The time came when Peter wasn’t able to stand it any longer. Shut up in the house all day, he was becoming as irritable as a chained dog. Unless he could get out in the world again, he would surely give himself away. He pleaded that the doctors had warned him that his health would not stand indoor life; he must get some fresh air. So he got away by himself, and after that he found things much easier. He could spend a little of his money; he could find a quiet corner in a restaurant and get himself a beefsteak, and eat all he wanted of it, without feeling the eyes of any “comrades” resting upon him reprovingly.
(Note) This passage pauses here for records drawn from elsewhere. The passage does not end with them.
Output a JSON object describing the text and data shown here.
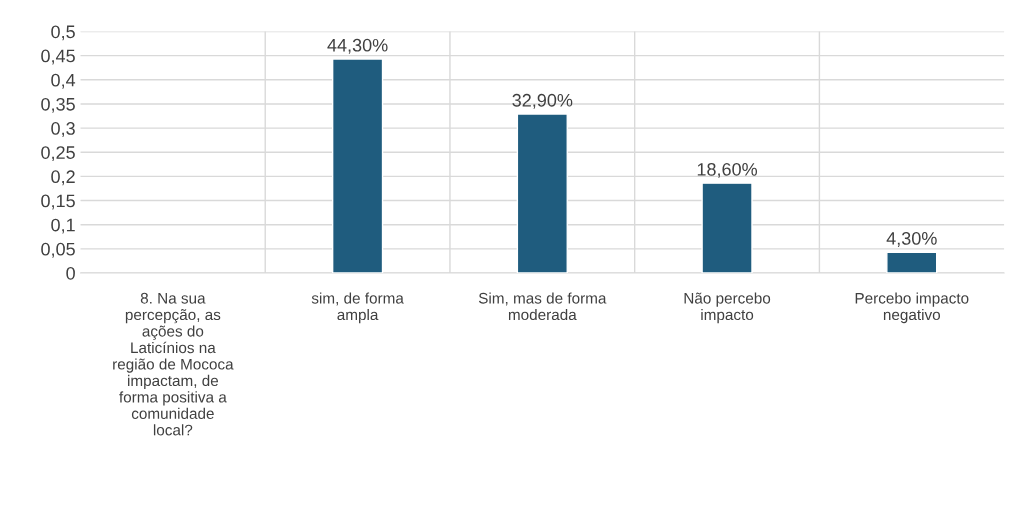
{
  "chart_data": {
    "type": "bar",
    "categories": [
      "8. Na sua\npercepção, as\nações do\nLaticínios na\nregião de Mococa\nimpactam, de\nforma positiva a\ncomunidade\nlocal?",
      "sim, de forma\nampla",
      "Sim, mas de forma\nmoderada",
      "Não percebo\nimpacto",
      "Percebo impacto\nnegativo"
    ],
    "values": [
      null,
      0.443,
      0.329,
      0.186,
      0.043
    ],
    "value_labels": [
      null,
      "44,30%",
      "32,90%",
      "18,60%",
      "4,30%"
    ],
    "color": "#1f5c7e",
    "ylim": [
      0,
      0.5
    ],
    "yticks": [
      0,
      {
        "value": 0.05,
        "label": "0,05"
      },
      {
        "value": 0.1,
        "label": "0,1"
      },
      {
        "value": 0.15,
        "label": "0,15"
      },
      {
        "value": 0.2,
        "label": "0,2"
      },
      {
        "value": 0.25,
        "label": "0,25"
      },
      {
        "value": 0.3,
        "label": "0,3"
      },
      {
        "value": 0.35,
        "label": "0,35"
      },
      {
        "value": 0.4,
        "label": "0,4"
      },
      {
        "value": 0.45,
        "label": "0,45"
      },
      {
        "value": 0.5,
        "label": "0,5"
      }
    ],
    "grid": true,
    "legend": false
  }
}
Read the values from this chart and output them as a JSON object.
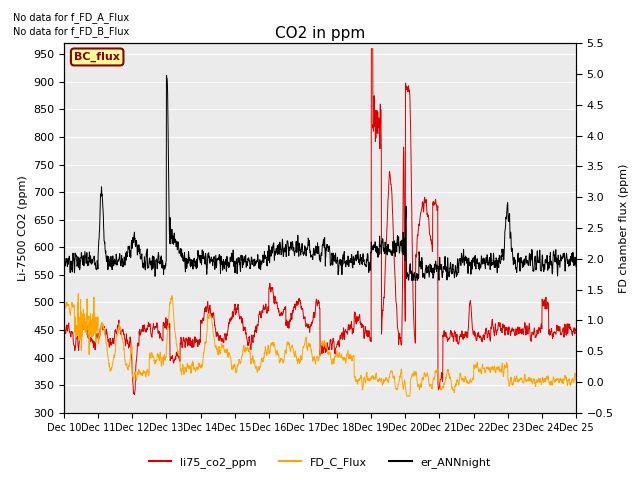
{
  "title": "CO2 in ppm",
  "ylabel_left": "Li-7500 CO2 (ppm)",
  "ylabel_right": "FD chamber flux (ppm)",
  "ylim_left": [
    300,
    970
  ],
  "ylim_right": [
    -0.5,
    5.5
  ],
  "yticks_left": [
    300,
    350,
    400,
    450,
    500,
    550,
    600,
    650,
    700,
    750,
    800,
    850,
    900,
    950
  ],
  "yticks_right": [
    -0.5,
    0.0,
    0.5,
    1.0,
    1.5,
    2.0,
    2.5,
    3.0,
    3.5,
    4.0,
    4.5,
    5.0,
    5.5
  ],
  "xtick_labels": [
    "Dec 10",
    "Dec 11",
    "Dec 12",
    "Dec 13",
    "Dec 14",
    "Dec 15",
    "Dec 16",
    "Dec 17",
    "Dec 18",
    "Dec 19",
    "Dec 20",
    "Dec 21",
    "Dec 22",
    "Dec 23",
    "Dec 24",
    "Dec 25"
  ],
  "color_red": "#dd0000",
  "color_orange": "#ffa500",
  "color_black": "#000000",
  "color_bg": "#ebebeb",
  "color_grid": "#ffffff",
  "note1": "No data for f_FD_A_Flux",
  "note2": "No data for f_FD_B_Flux",
  "bc_flux_label": "BC_flux",
  "legend_labels": [
    "li75_co2_ppm",
    "FD_C_Flux",
    "er_ANNnight"
  ],
  "linewidth": 0.7
}
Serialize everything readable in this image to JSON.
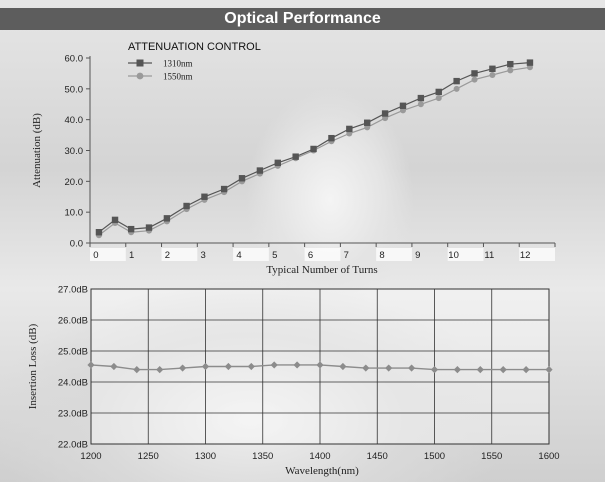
{
  "page": {
    "title": "Optical Performance"
  },
  "chart_data": [
    {
      "type": "line",
      "title": "ATTENUATION CONTROL",
      "xlabel": "Typical Number of Turns",
      "ylabel": "Attenuation (dB)",
      "ylim": [
        0,
        60
      ],
      "xlim": [
        0,
        13
      ],
      "y_ticks": [
        "0.0",
        "10.0",
        "20.0",
        "30.0",
        "40.0",
        "50.0",
        "60.0"
      ],
      "x_ticks": [
        "0",
        "1",
        "2",
        "3",
        "4",
        "5",
        "6",
        "7",
        "8",
        "9",
        "10",
        "11",
        "12"
      ],
      "legend_position": "top-left",
      "series": [
        {
          "name": "1310nm",
          "color": "#555555",
          "marker": "square",
          "x": [
            0.25,
            0.7,
            1.15,
            1.65,
            2.15,
            2.7,
            3.2,
            3.75,
            4.25,
            4.75,
            5.25,
            5.75,
            6.25,
            6.75,
            7.25,
            7.75,
            8.25,
            8.75,
            9.25,
            9.75,
            10.25,
            10.75,
            11.25,
            11.75,
            12.3
          ],
          "y": [
            3.5,
            7.5,
            4.5,
            5.0,
            8.0,
            12.0,
            15.0,
            17.5,
            21.0,
            23.5,
            26.0,
            28.0,
            30.5,
            34.0,
            37.0,
            39.0,
            42.0,
            44.5,
            47.0,
            49.0,
            52.5,
            55.0,
            56.5,
            58.0,
            58.5
          ]
        },
        {
          "name": "1550nm",
          "color": "#9a9a9a",
          "marker": "circle",
          "x": [
            0.25,
            0.7,
            1.15,
            1.65,
            2.15,
            2.7,
            3.2,
            3.75,
            4.25,
            4.75,
            5.25,
            5.75,
            6.25,
            6.75,
            7.25,
            7.75,
            8.25,
            8.75,
            9.25,
            9.75,
            10.25,
            10.75,
            11.25,
            11.75,
            12.3
          ],
          "y": [
            2.5,
            6.5,
            3.5,
            4.0,
            7.0,
            11.0,
            14.0,
            16.5,
            20.0,
            22.5,
            25.0,
            27.5,
            30.0,
            33.0,
            35.5,
            37.5,
            40.5,
            43.0,
            45.0,
            47.0,
            50.0,
            53.0,
            54.5,
            56.0,
            57.0
          ]
        }
      ]
    },
    {
      "type": "line",
      "title": "",
      "xlabel": "Wavelength(nm)",
      "ylabel": "Insertion Loss (dB)",
      "ylim": [
        22,
        27
      ],
      "xlim": [
        1200,
        1600
      ],
      "y_ticks": [
        "22.0dB",
        "23.0dB",
        "24.0dB",
        "25.0dB",
        "26.0dB",
        "27.0dB"
      ],
      "x_ticks": [
        "1200",
        "1250",
        "1300",
        "1350",
        "1400",
        "1450",
        "1500",
        "1550",
        "1600"
      ],
      "grid": true,
      "series": [
        {
          "color": "#8c8c8c",
          "marker": "diamond",
          "x": [
            1200,
            1220,
            1240,
            1260,
            1280,
            1300,
            1320,
            1340,
            1360,
            1380,
            1400,
            1420,
            1440,
            1460,
            1480,
            1500,
            1520,
            1540,
            1560,
            1580,
            1600
          ],
          "y": [
            24.55,
            24.5,
            24.4,
            24.4,
            24.45,
            24.5,
            24.5,
            24.5,
            24.55,
            24.55,
            24.55,
            24.5,
            24.45,
            24.45,
            24.45,
            24.4,
            24.4,
            24.4,
            24.4,
            24.4,
            24.4
          ]
        }
      ]
    }
  ]
}
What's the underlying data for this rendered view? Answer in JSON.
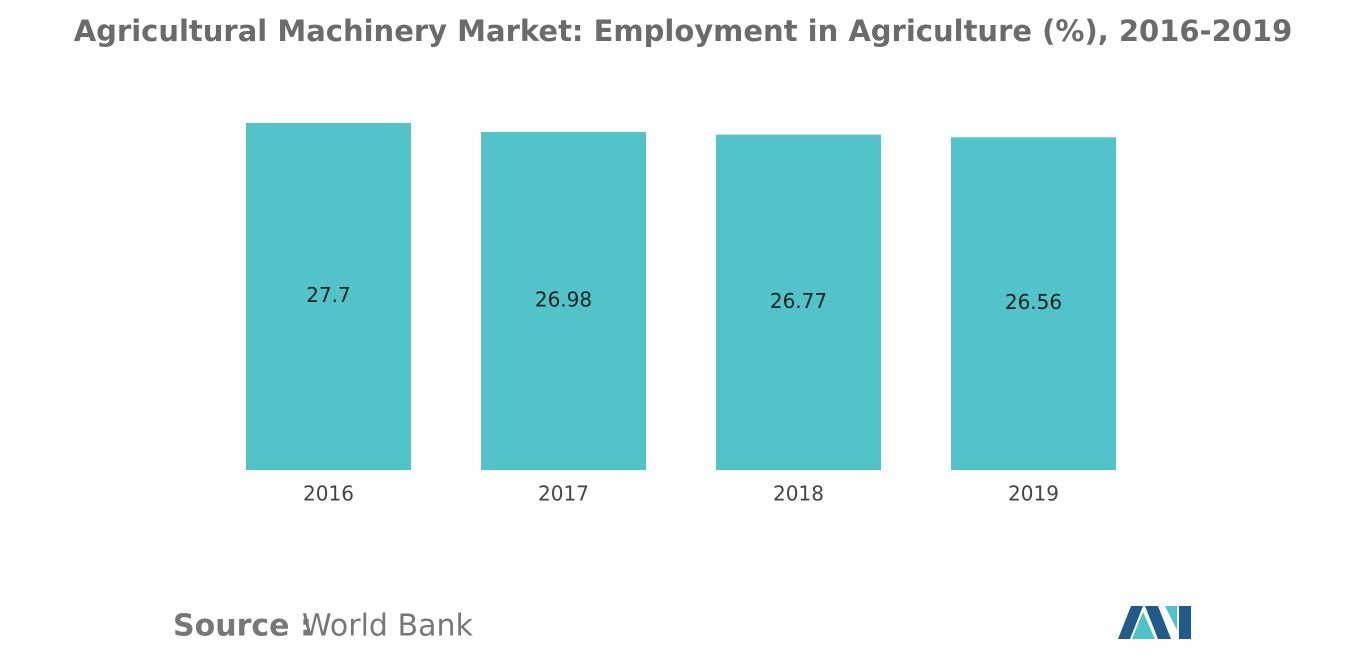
{
  "chart_data": {
    "type": "bar",
    "title": "Agricultural Machinery Market: Employment in Agriculture (%), 2016-2019",
    "categories": [
      "2016",
      "2017",
      "2018",
      "2019"
    ],
    "values": [
      27.7,
      26.98,
      26.77,
      26.56
    ],
    "color": "#52c3c9",
    "source_label": "Source :",
    "source": "World Bank"
  }
}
Peter had lived in a jail, and in an orphan asylum, and in the home of Shoemaker Smithers, but nowhere had he fared so meagerly as in the home of the Todd sisters, who were contributing nearly everything they owned to the Goober defense, and to the “Clarion,” the Socialist paper of American City.
Peter went to see Andrews, the lawyer, and asked for a job; he wanted to be active in the case, he said, so he was set to work in the offices of the Defense Committee, where he heard people talking about the case all day, and he could pick up no end of valuable tips. He made himself agreeable and gained friends; before long he was intimate with one of the best witnesses of the defense, and discovered that this man had once been named as co-respondent in a divorce case. Peter found out the name of the woman, and Guffey set to work to bring her to American City. The job was to be done cleverly, without the woman’s even knowing that she was being used. She would have a little holiday, and the spell of old love would reassert itself, and Guffey would have a half dozen men to spring the trap—and there would be a star witness of the Goober defense clean down and out! “There’s always something you can get them on!” said McGivney, and cheerfully paid Peter Gudge five hundred dollars for the information he had brought.
Peter would have been wildly happy, but just at this moment a dreadful calamity befell him. Jennie had been talking about marriage more and more, and now she revealed to him a reason which made marriage imperative. She revealed it with downcast eyes, with blushes and trembling; and Peter was so overcome with consternation that he could not play the part that was expected of him. Hitherto in these love crises he had caught Jennie in his arms and comforted her; but now for a moment he let her see his real emotions.